Econometrica 1995 63(6), 1281
This paper considers the theory of market versus optimal product diversity in the light of two recent advances in oligopoly theory. The first is the development of discrete choice models to describe heterogeneous consumer tastes, and the application of such models to oligopolistic competition. The second advance is the proof that logconcavity of the consumer taste density guarantees the existence of a price equilibrium. We analyze an oligopoly model with price competition and free entry, taking explicit account of the integer constraint. Under the Chamberlinian symmetry assumption (that tastes are i.i.d.), we first show that logconcavity of the taste density implies there is excessive market provision of variety when each consumer buys one unit of the product from one of the firms. We then show that this result extends to price-sensitive individual demands by proving that the equilibrium number of firms is at least as great as that which would be provided at the second-best social optimum subject to a zero-profit constraint for firms. Our results call into question previous findings for representative consumer models that left open the possibility of insufficient product diversity.

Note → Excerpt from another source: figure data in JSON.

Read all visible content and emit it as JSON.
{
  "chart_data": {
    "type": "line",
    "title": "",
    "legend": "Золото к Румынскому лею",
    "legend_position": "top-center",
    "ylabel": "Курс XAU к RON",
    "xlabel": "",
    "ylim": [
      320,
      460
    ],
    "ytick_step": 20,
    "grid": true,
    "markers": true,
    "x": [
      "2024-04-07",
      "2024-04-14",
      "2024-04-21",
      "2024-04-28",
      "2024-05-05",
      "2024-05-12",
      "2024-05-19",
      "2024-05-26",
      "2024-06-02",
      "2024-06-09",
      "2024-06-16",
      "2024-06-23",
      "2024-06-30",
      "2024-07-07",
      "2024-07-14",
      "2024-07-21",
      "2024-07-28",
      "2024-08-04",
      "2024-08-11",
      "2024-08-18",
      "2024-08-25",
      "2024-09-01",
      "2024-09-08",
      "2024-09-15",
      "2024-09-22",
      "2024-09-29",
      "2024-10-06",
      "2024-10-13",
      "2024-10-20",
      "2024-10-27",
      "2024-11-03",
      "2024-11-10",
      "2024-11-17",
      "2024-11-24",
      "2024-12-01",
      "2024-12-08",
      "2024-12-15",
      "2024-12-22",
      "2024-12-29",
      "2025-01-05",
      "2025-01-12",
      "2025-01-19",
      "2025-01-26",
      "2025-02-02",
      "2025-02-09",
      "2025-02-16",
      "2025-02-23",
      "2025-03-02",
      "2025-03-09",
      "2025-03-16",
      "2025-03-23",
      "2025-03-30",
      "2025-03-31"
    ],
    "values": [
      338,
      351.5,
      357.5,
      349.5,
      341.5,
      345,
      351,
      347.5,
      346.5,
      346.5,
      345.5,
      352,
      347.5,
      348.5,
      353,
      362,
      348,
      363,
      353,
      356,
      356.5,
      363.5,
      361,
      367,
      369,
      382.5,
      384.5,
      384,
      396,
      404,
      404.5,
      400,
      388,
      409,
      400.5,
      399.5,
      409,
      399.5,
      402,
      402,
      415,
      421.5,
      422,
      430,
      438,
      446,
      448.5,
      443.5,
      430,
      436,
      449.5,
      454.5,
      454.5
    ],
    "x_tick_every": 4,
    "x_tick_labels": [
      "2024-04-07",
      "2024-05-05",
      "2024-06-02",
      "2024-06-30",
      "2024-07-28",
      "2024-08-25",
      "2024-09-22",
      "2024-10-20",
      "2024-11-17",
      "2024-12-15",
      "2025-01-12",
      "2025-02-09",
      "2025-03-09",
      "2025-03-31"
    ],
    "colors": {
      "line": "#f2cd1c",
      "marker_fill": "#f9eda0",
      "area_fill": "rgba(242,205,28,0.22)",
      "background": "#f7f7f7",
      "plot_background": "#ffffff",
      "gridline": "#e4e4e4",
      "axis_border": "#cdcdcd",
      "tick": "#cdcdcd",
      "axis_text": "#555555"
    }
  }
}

Rent Seeking with Bounded Rationality: An Analysis of the All‐Pay Auction

Journal of Political Economy 1998 106(4), 828-853
The winner-take-all nature of all-pay auctions makes the outcome sensitive to decision errors, which we introduce with a logit formulation. The equilibrium bid distribution is a fixed point: the belief distributions that determine expected payoffs equal the choice distributions determined by expected payoffs. We prove existence, uniqueness, and symmetry properties. In contrast to the Nash equilibrium, the comparative statics of the logit equilibrium are intuitive: rent dissipation increases with the number of players and the bid cost. Overdissipation of rents is impossible under full rationality but is observed in laboratory experiments. Our model predicts this property.